Extend Smart store analytics

Advanced users of Smart store analytics can access relevant data and analytics from within their own data lake storage. The access can be through any other services or applications which support Microsoft Azure Data Lake Storage and Common Data Model definition, for example, Microsoft Azure Synapse Analytics, Microsoft Azure Data Factory, or Microsoft Power BI.

Important

You have to use Microsoft Azure Data Lake Storage Gen2 since Microsoft Azure Data Lake Storage Gen1 will be incompatible.

Smart store analytics data model complies with Azure Synapse database templates for Retail, is enhanced with Smart store analytics specifics, and simplifies the connection of other applications to the lake data.

Smart store analytics data lake structure

Smart store analytics data lake follows Common Data Model definition (Common Data Model metadata).

The image shows the data lake structure for Smart store analytics.

The root folder is named smartstores/. Under the root folder, there are two data snapshots:

Data transformed from the smart store provider (raw smart store data)

The root Common Data Model manifest for the raw data is root.manifest.cdm.json. The manifest file refers to the schema files and actual data files located in the subfolders (named after the tables), for example, smartstores/Order/.
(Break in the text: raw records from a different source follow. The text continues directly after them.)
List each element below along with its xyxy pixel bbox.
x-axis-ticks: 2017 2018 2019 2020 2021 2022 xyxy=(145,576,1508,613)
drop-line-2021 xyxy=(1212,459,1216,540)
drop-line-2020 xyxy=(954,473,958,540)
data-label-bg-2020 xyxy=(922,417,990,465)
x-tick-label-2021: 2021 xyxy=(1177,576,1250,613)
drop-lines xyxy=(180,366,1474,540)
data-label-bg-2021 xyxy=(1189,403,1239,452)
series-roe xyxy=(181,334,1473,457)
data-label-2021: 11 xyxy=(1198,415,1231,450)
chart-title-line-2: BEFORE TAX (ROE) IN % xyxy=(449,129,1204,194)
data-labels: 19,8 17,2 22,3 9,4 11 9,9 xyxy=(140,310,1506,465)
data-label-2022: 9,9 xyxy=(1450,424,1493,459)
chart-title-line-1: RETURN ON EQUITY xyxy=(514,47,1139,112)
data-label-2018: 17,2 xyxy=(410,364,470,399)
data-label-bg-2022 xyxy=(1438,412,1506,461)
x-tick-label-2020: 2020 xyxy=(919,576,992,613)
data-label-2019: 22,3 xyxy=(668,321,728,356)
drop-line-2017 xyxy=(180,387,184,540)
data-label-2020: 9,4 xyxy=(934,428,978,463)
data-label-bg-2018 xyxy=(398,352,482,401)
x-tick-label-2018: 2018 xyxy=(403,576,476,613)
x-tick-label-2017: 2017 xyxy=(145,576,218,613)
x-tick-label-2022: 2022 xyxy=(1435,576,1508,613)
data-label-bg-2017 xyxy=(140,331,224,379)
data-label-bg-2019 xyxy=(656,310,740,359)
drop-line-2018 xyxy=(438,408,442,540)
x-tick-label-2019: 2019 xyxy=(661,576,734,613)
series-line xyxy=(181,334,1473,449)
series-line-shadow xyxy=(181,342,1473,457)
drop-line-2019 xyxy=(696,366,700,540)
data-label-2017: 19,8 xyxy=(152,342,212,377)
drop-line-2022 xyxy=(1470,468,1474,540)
Each table’s subfolder contains:

  • schema file, which defines the table metadata, columns, and types, in table-name.cdm.json format, for example, Order.cdm.json

  • data files, also known as data partitions or table records, in parquetformat, for example, Order-cec9368060a849b8aab7583b62b506eb-00001.parquet

Data generated by the Retail Analytical and AI modules from the raw smart store data

All generated data are in a GUID-named folder, for example, smartstores/14a7334b-7176-ed11-9985-00224804e0d0/. The root Common Data Model manifest for this data is kpi.manifest.cdm.json. The manifest file refers to the schema files and actual data files located in the GUID-named folder.

The GUID-named folder contains:

  • Schema file for each table, which defines table metadata, columns, and types, in table-name.cdm.json format, for example, OrderMetrics.cdm.json

  • Data files, also known as data partitions or table records, in parquet format, for example, part-00000-1e110bf0-6474-400b-b40a-086fce9f8e2a-c000.snappy.parquet

Important

According to the Common Data Model metadata contract, users need data from only the manifest.cdm.json files. They need not interpret the folder structure, or other internal files present in the data lake.

Smart store analytics data lake usage

Here are some examples of data synchronized into analytical/AI insights generated by Microsoft Cloud for Retail.

Data pipeline with Microsoft Azure Data Factory

To create a data pipeline:

  1. Create an Azure Data Factory instance and link it to the Smart store analytics data lake storage. You should have a linked service with a successful connection test.

The image shows how to create an Azure Data Factory linked service.

Note

The easiest way to connect an Azure Data Factory instance to Azure Data Lake Storage is to assign a contributor role to an Azure Data Factory managed identity in the Azure Data Lake Storage account . See Azure Data Factory documentation for details.

  1. Select Publish all to publish the new link.

The image shows how to publish an Azure Data Factory linked service.

Create a data pipeline with Microsoft Azure Data Factory

To create a copy pipeline for the smartstores/ folder as a source, do the following steps:

  1. In the Author section, select New data flow to create a new data flow.

Image shows how to create a new data flow.

  1. Start debugging for faster check of the pipeline setup.

Image shows how to start debugging data flow.

  1. Configure Source settings as follows:
  • For the Source type, select Inline

Image shows inline source type selected.

  • For Inline dataset type, select Common Data Model

Image shows common data model as inline source.

  • Use the Azure Data Lake Storage link created for the Smart store analytics data lake.

Image shows using linked service for data lake.

  1. In the Source options section, set up the Common Data Model schema source as follows:
  • Select Manifest as Metadata format.

Image shows selecting manifest as metadata format.

  • In the root location, browse and select smartstores folder.

  • In the Manifest file section, browse to select the required root manifest. Select the root file for the analytical and AI insights data, kpi.manifest.cdm.json.

    Image shows selecting root manifest file

  • In the Entity section, select the entity (table) you need to copy/transform, for example, FBTProductAssociationsUI from the Frequently Bought Together package.

Image shows selecting the frequently bought together package.

  1. In the Projection tab, select Allow schema drift. This selection will ensure that the schema won’t be validated at source but will drift to other transformation/sink steps.

Image shows allowing schema drift.

  1. In the Data preview tab, select Reload to validate the data source setup.

Image shows validating data source.

  1. Add a sink step - set the parameters and data mapping as needed for your scenario.

  2. Select Publish to publish the changes.